Я услышала легкий шорох и обернулась, уже ощущая внезапно участившееся сердцебиение.
В комнату входил Себастьян. Его мокрые волосы взъерошены, будто он пытался их высушить полотенцем. Он нес в руках две стеклянные чашки с темным содержимым. На нем была серая футболка с треугольным вырезом и темно-синие брюки, которые свободно сидели на длинных ногах.
Себастьян на миг замер, огладывая комнату, но заметив меня, продолжил движение.
— Что ты делаешь на полу? — сдвинул он брови, подойдя ближе и протягивая мне одну из чашек.
— Отсюда открывается самый лучший вид на море, — подняв к нему голову, улыбнулась я.
Он перевел взгляд на ночной вид за окном. Опустился рядом со мной, согнув одну ногу в колене, и положил на нее руку.
— Надо же, — задумчиво протянул он, глядя вдаль. — А ты права!
Но меня уже не интересовала прежняя картина. Все мое внимание переключилось на мужчину, который сидел рядом. Я смотрела на него, изучая, запоминая каждую черточку его облика и черпая вдохновение.
— Ох, переборщил с корицей! — сделав глоток глинтвейна, скривился он.
Я тряхнула головой, пытаясь сбросить с себя туман наслаждения от своей одержимости Себастьяном Эскалантом, и последовала его примеру.
Вкус горячего сладкого вина с нотками апельсина, корицы, муската и меда был превосходным.

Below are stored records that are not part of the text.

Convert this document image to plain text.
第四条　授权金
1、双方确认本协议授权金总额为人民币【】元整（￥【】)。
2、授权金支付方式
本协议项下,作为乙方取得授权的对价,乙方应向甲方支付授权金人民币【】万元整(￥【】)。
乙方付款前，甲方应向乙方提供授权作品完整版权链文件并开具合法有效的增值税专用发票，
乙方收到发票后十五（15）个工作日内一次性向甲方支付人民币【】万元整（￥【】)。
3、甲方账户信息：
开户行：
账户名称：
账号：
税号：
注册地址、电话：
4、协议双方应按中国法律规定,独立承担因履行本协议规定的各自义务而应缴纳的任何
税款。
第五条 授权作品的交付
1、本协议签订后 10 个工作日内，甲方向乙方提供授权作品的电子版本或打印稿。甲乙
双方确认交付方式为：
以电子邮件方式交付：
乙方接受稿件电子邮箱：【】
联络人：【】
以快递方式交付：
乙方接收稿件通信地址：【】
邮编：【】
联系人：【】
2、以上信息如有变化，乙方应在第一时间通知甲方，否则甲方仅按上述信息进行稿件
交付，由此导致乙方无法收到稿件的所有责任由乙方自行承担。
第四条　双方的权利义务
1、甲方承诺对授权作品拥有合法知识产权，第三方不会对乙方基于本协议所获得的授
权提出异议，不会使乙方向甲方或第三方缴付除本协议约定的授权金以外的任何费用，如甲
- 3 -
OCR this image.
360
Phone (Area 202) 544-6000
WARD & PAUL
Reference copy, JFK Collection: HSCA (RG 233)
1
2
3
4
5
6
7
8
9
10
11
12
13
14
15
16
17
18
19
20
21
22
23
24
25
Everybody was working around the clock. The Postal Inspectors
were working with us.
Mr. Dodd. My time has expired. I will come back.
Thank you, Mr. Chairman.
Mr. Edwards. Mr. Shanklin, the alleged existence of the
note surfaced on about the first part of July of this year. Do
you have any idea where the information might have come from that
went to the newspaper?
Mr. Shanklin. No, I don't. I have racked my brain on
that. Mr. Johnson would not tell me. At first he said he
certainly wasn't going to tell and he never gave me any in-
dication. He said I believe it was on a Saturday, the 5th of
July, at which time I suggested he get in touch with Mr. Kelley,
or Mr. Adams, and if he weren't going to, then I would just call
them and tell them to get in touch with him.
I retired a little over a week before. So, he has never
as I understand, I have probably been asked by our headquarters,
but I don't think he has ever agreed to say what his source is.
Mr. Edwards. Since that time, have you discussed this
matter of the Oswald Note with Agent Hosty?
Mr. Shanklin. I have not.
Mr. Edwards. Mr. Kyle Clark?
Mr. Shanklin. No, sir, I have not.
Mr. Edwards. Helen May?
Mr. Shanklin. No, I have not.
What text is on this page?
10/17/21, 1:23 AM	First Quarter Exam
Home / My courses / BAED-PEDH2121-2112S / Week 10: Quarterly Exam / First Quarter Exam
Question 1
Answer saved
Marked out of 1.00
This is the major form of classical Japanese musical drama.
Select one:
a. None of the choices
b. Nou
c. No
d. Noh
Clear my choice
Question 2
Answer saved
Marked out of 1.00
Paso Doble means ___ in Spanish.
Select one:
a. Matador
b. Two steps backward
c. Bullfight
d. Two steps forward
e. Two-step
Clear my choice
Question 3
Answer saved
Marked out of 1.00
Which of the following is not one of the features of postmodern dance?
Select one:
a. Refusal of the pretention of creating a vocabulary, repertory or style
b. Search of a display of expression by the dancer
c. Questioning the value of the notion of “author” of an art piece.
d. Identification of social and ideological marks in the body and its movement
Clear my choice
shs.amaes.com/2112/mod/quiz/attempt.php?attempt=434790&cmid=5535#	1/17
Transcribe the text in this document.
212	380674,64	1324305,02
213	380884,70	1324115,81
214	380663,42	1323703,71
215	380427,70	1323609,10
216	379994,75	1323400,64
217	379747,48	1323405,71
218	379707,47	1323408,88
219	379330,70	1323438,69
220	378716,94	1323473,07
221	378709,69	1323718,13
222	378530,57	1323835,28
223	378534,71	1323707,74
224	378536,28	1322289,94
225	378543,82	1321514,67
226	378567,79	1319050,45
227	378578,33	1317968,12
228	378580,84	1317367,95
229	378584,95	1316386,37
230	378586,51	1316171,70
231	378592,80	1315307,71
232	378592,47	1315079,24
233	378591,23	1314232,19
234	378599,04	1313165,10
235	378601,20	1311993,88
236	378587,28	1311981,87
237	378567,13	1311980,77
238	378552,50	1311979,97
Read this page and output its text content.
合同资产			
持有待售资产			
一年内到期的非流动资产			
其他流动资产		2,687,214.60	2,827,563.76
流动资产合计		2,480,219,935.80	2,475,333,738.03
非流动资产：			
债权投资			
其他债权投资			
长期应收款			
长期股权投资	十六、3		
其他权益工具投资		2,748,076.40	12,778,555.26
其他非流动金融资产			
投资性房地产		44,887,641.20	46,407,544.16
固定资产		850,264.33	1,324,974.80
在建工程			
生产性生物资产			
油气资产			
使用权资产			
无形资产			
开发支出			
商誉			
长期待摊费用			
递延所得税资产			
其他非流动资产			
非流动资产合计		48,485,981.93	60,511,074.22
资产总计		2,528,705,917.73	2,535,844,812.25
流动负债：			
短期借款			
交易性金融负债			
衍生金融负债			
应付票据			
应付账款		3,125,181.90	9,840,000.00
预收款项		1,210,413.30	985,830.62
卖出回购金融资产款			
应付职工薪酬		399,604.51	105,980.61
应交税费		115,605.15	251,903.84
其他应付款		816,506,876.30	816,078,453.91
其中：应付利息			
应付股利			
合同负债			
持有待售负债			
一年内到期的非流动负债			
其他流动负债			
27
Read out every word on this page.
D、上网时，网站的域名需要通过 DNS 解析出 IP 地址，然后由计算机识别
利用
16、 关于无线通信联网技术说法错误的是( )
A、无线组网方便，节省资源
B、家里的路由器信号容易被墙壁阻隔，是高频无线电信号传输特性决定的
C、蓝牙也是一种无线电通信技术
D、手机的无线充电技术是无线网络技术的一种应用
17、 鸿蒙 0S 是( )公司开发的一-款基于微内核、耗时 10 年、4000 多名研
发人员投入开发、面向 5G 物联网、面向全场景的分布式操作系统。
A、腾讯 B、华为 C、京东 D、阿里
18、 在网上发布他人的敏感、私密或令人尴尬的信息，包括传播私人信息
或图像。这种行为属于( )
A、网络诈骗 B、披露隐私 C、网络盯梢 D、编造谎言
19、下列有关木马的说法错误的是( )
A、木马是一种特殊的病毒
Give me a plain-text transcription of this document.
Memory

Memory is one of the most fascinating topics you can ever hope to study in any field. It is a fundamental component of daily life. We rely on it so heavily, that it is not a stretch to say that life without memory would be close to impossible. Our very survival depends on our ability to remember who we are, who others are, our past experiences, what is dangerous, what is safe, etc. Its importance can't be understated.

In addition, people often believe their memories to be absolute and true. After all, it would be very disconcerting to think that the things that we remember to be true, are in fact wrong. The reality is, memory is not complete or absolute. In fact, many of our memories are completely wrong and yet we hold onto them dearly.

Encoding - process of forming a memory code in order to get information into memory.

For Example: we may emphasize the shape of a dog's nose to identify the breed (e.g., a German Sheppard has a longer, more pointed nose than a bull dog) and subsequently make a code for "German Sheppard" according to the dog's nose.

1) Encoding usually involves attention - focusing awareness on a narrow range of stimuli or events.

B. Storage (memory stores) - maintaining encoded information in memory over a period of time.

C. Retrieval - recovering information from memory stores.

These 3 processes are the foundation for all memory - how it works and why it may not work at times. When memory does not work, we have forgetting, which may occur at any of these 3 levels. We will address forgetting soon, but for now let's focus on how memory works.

Я с наслаждением ощутила, как мое горло согрел напиток и оставил приятное послевкусие.
— Очень вкусно! — восхитилась я.
— Я старался, — улыбнулся в ответ Себастьян.
Он протянул руку и нежно погладил меня по щеке. Не удержавшись, я склонила голову и прижалась щекой к его раскрытой ладони.
— Расскажи мне! — попросила я и увидела, как улыбка медленно сошла с его губ.
Он опустил глаза и убрал руку. Словно невидимый занавес из грусти или сожаления отделил меня от него.
— Что ты хочешь знать, Зоя?
Миллион и одна тысяча вопросов роились у меня в голове, но я решила начать с самого простого:
— В этом доме есть картины с пейзажами аллей?
Он резко посмотрел на меня, проникая взглядом в душу:
— Нет.
— Почему?
— Не хочу, чтобы другие знали обо мне больше допустимого.
Почему у него все так сложно?!
— Но ведь это твоя квартира, — опешила я. — Твоя обитель! Где, как не здесь, ты можешь быть самим собой?
Он тяжело вздохнул, сделал еще один глоток глинтвейна и ответил:
— Мои правила жизни уже давно лишили меня возможности быть самим собой. Для меня это роскошь.
— Зачем же ты установил такие правила? — сочувственно прошептала я.
— Это не я, Зоя. Это моя судьба, — его взгляд устремился на бушующий шторм за окном. — К фамилии и титулу, которые я получил при рождении, прилагаются цепи и кандалы ответственности. Я никогда не мог позволить себе сумасбродный или бездумный проступок, что-то в стиле Виктора. Порой я даже завидовал ему.
Он горько усмехнулся и снова отпил горячего напитка.
— Если это так тяжело, — осторожно начала я. — Может, стоит отказаться и предложить все это кому-то другому?
Себастьян удивленно воззрился на меня. Да уж, ляпнула так ляпнула!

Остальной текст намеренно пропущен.